When you're talking about the rate of the reaction, you're actually ALWAYS talking about a specific compound, rather than the "whole reaction". Look at the way the reaction rate is being measured - in M/s, a change in concentration per unit time. A "reaction" doesn't have a concentration, but the specific reactants and products do, and these concentrations change over the course of the reaction as reactants are used up and products are formed.

In your example, NO is the reactant, and -d[NO]/dt is the initial rate of change. Notice it's negative - this means the concentration is DECREASING with time, which is what you'd expect for a reactant being used up in a reaction.

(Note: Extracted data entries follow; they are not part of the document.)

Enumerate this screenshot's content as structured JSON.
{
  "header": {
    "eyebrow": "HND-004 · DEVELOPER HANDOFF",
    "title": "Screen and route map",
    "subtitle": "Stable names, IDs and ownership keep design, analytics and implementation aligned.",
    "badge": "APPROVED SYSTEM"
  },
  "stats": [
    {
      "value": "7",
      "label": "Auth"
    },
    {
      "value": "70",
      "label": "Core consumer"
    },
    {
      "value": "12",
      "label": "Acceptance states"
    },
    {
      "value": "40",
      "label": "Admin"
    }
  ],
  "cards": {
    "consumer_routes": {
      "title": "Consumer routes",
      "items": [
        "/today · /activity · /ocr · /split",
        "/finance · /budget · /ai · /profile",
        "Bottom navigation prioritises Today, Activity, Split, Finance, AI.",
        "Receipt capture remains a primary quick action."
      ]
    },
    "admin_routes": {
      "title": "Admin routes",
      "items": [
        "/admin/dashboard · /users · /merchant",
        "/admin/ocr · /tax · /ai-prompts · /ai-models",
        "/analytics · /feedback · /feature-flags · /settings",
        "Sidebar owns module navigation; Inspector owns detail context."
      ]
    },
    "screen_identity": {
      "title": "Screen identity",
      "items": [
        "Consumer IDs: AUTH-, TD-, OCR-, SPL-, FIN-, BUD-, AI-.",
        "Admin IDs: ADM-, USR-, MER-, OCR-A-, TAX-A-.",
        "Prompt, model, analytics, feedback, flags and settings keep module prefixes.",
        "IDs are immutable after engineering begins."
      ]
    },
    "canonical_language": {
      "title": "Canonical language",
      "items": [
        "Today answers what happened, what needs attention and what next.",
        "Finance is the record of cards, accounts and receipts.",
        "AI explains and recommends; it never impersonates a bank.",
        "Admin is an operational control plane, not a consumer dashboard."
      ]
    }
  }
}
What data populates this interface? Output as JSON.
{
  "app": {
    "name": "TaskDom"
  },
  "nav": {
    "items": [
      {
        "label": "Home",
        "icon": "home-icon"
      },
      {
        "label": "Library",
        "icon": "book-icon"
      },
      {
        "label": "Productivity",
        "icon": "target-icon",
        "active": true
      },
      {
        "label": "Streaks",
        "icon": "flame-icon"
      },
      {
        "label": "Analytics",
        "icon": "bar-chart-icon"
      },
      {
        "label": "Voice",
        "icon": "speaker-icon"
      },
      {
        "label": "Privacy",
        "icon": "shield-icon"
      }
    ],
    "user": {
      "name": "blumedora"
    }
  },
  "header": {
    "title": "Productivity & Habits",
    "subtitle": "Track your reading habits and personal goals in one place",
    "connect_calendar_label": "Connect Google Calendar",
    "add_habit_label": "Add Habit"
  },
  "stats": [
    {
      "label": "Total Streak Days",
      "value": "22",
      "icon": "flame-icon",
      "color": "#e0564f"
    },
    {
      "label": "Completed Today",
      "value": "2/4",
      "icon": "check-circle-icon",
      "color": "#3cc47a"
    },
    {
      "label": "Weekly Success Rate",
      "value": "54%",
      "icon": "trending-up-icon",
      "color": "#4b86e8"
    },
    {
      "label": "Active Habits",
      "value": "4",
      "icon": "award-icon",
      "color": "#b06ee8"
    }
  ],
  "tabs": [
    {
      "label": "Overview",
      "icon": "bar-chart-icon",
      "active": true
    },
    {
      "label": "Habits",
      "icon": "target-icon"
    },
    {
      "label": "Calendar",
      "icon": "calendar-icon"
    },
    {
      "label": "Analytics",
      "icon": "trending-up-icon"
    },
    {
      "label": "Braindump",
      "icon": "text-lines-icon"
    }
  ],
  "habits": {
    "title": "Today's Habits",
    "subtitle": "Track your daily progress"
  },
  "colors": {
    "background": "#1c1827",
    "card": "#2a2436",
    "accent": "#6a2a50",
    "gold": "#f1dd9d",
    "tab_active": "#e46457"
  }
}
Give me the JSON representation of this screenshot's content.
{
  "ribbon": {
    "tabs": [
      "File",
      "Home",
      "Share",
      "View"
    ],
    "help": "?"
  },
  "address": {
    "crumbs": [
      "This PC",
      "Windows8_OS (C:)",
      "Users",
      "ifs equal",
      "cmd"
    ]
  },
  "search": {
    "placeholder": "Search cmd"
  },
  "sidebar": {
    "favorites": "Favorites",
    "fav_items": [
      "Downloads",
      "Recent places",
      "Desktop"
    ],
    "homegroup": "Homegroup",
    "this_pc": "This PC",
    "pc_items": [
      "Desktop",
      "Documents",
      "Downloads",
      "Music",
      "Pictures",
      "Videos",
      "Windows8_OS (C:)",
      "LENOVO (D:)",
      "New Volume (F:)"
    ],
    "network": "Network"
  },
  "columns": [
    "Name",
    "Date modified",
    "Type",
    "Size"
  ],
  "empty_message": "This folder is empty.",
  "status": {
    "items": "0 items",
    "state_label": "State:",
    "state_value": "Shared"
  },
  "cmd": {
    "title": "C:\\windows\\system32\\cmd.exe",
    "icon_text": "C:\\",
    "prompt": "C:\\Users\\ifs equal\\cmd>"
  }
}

The only thing you need to be careful about is the stoichiometry of the reaction. If you have a simple reaction like AB --> A + B, each mole of AB produces a mole of A and a mole of B, so the rate of consumption of AB, -d[AB}/dt, is equal to the rate of formation of A, d[A]/dt, and the rate of formation of B, d[B]/dt.

However, what if you have AB2 --> A + 2B? You can see that every ONE mole of AB2 used produces TWO moles of B - in other words, B appears TWICE as fast as AB2 is used up. In this case, -d[AB2]/dt = d[A]/dt = (0.5) d[B]/dt. Notice how here you need to divide the rate of formation of B by two, since a reaction rate is expressed per ONE mole of substance.

Hope that clears things up for you! Let me know if you need any clarifications.